Bell went on to study business at Marian University and earn another degree in funeral services. He’s worked at several large funeral homes in Indiana, but says the industry has gone too commercial and he’s happier to be more hands-on, providing those extras to grieving families like answering the phone himself and playing the trumpet at Veteran memorial services once again.
“It’s powerful when someone turns over their most precious thing in the entire world to you. That’s a really heavy gift and obligation,” said Bell.
On a regular work day, this Hoosier does what many would never encounter or want to. From embalming bodies (no, he doesn’t have a creepy room in the basement) to delivering flowers at a cemetery or picking up a body. Death calls can come at all hours of the day and night.
“It just becomes part of your life like anything else.”
Bell‘s wife Evelyn, a Hendricks County native, and his 2-year-old daughter Erin won’t be living at the funeral home (an old-school concept) but locally. He does plan to set up a playroom at the mortuary for his daughter when she attends nearby Pittsboro Elementary. The obvious My Girl reference comes to mind.
“That movie is actually the most accurate portrayal of a mortician, he’s a regular guy who happens to be an undertaker,” Bell remarks.
While most modern-day funeral directors shudder at the term “undertaker,” Bell embraces it.
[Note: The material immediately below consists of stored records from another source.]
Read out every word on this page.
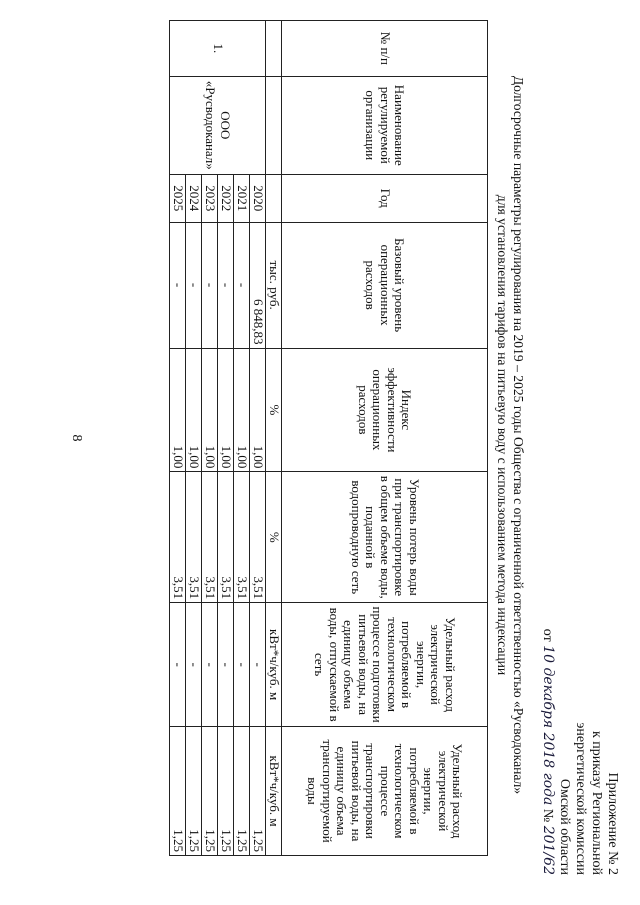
8
Приложение № 2
к приказу Региональной
энергетической комиссии
Омской области
от 10 декабря 2018 года № 201/62
Долгосрочные параметры регулирования на 2019 – 2025 годы Общества с ограниченной ответственностью «Русводоканал»
для установления тарифов на питьевую воду с использованием метода индексации
№ п/п	Наименование регулируемой организации	Год	Базовый уровень операционных расходов	Индекс эффективности операционных расходов	Уровень потерь воды при транспортировке в общем объеме воды, поданной в водопроводную сеть	Удельный расход электрической энергии, потребляемой в технологическом процессе подготовки питьевой воды, на единицу объема воды, отпускаемой в сеть	Удельный расход электрической энергии, потребляемой в технологическом процессе транспортировки питьевой воды, на единицу объема транспортируемой воды
			тыс. руб.	%	%	кВт*ч/куб. м	кВт*ч/куб. м
1.	ООО «Русводоканал»	2020	6 848,83	1,00	3,51	-	1,25
		2021	-	1,00	3,51	-	1,25
		2022	-	1,00	3,51	-	1,25
		2023	-	1,00	3,51	-	1,25
		2024	-	1,00	3,51	-	1,25
		2025	-	1,00	3,51	-	1,25
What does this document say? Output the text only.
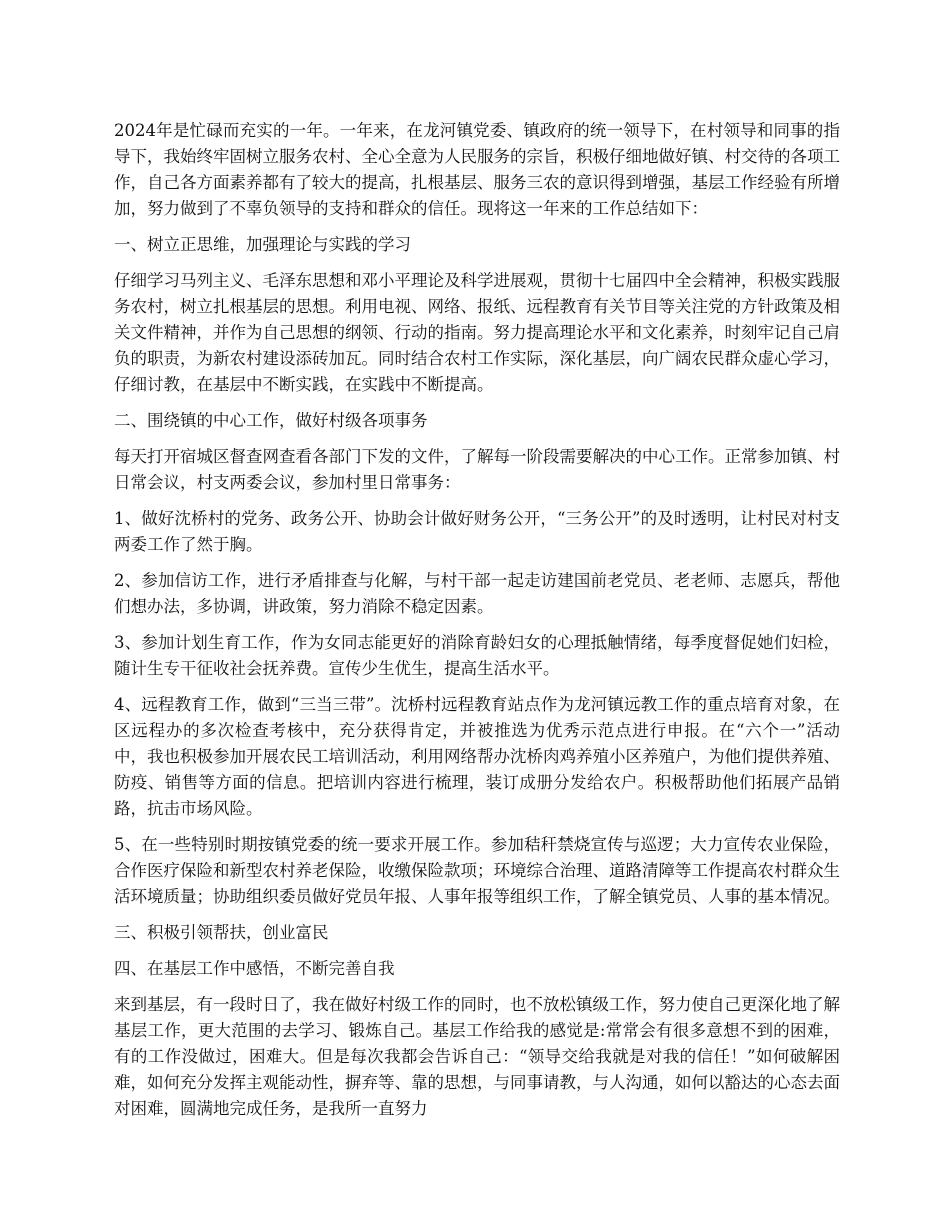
2024年是忙碌而充实的一年。一年来，在龙河镇党委、镇政府的统一领导下，在村领导和同事的指导下，我始终牢固树立服务农村、全心全意为人民服务的宗旨，积极仔细地做好镇、村交待的各项工作，自己各方面素养都有了较大的提高，扎根基层、服务三农的意识得到增强，基层工作经验有所增加，努力做到了不辜负领导的支持和群众的信任。现将这一年来的工作总结如下：

一、树立正思维，加强理论与实践的学习

仔细学习马列主义、毛泽东思想和邓小平理论及科学进展观，贯彻十七届四中全会精神，积极实践服务农村，树立扎根基层的思想。利用电视、网络、报纸、远程教育有关节目等关注党的方针政策及相关文件精神，并作为自己思想的纲领、行动的指南。努力提高理论水平和文化素养，时刻牢记自己肩负的职责，为新农村建设添砖加瓦。同时结合农村工作实际，深化基层，向广阔农民群众虚心学习，仔细讨教，在基层中不断实践，在实践中不断提高。

二、围绕镇的中心工作，做好村级各项事务

每天打开宿城区督查网查看各部门下发的文件，了解每一阶段需要解决的中心工作。正常参加镇、村日常会议，村支两委会议，参加村里日常事务：

1、做好沈桥村的党务、政务公开、协助会计做好财务公开，“三务公开”的及时透明，让村民对村支两委工作了然于胸。

2、参加信访工作，进行矛盾排查与化解，与村干部一起走访建国前老党员、老老师、志愿兵，帮他们想办法，多协调，讲政策，努力消除不稳定因素。

3、参加计划生育工作，作为女同志能更好的消除育龄妇女的心理抵触情绪，每季度督促她们妇检，随计生专干征收社会抚养费。宣传少生优生，提高生活水平。

4、远程教育工作，做到“三当三带”。沈桥村远程教育站点作为龙河镇远教工作的重点培育对象，在区远程办的多次检查考核中，充分获得肯定，并被推选为优秀示范点进行申报。在“六个一”活动中，我也积极参加开展农民工培训活动，利用网络帮办沈桥肉鸡养殖小区养殖户，为他们提供养殖、防疫、销售等方面的信息。把培训内容进行梳理，装订成册分发给农户。积极帮助他们拓展产品销路，抗击市场风险。

5、在一些特别时期按镇党委的统一要求开展工作。参加秸秆禁烧宣传与巡逻；大力宣传农业保险，合作医疗保险和新型农村养老保险，收缴保险款项；环境综合治理、道路清障等工作提高农村群众生活环境质量；协助组织委员做好党员年报、人事年报等组织工作，了解全镇党员、人事的基本情况。

三、积极引领帮扶，创业富民

四、在基层工作中感悟，不断完善自我

来到基层，有一段时日了，我在做好村级工作的同时，也不放松镇级工作，努力使自己更深化地了解基层工作，更大范围的去学习、锻炼自己。基层工作给我的感觉是:常常会有很多意想不到的困难，有的工作没做过，困难大。但是每次我都会告诉自己：“领导交给我就是对我的信任！”如何破解困难，如何充分发挥主观能动性，摒弃等、靠的思想，与同事请教，与人沟通，如何以豁达的心态去面对困难，圆满地完成任务，是我所一直努力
He teaches Mortuary Science at Vincennes University and embraces the history of the industry.
“I’m old fashioned. I like old things.” Like the 1948 Packard Henney Hearse that’s available upon request.
Bell also doesn’t shy away from those awkward questions at dinner parties.
“If you don’t want anyone to talk to you then say you sell insurance,” he jokes.
People always have an inquiry about ghoulish encounters and bodies standing up on their own.
“I can assure that has never happened and if it does it will be my last day in the funeral home,” he responds.
He says not all funerals are sad. He enjoys the tales of World War Two veterans and the fascinating stories on a long life. To him, the actual service is much like a play.
“The star is the deceased and your audience has to take away some kind of emotional feeling from that. Our job is to create a scene of healing for families.”
But he’s never gotten over the ones who require the tiniest of caskets.
“I’ve broken down and had to walk away.”
“But why would you ever want a funeral director who didn’t’ feel that way?”
The job has given him perspective you can’t get anywhere else. He’s seen the best and worst of people as the grieving process magnifies all emotions. His job is to navigate them the best he can.
And like most morticians, he views life’s petty problems for what they are.
“You get this mentality. Okay, you wrecked your car, but you could be dead. You got a divorce but you could be dead, and it’s hard not to see that because I’ve stood next to someone who has lost their two-year-old child.”
He says don’t sweat the small stuff and embrace life and the people you love.
“Life is precious and fleeting and brief and not guaranteed, to overlook that is the greatest of all sins in my opinion.”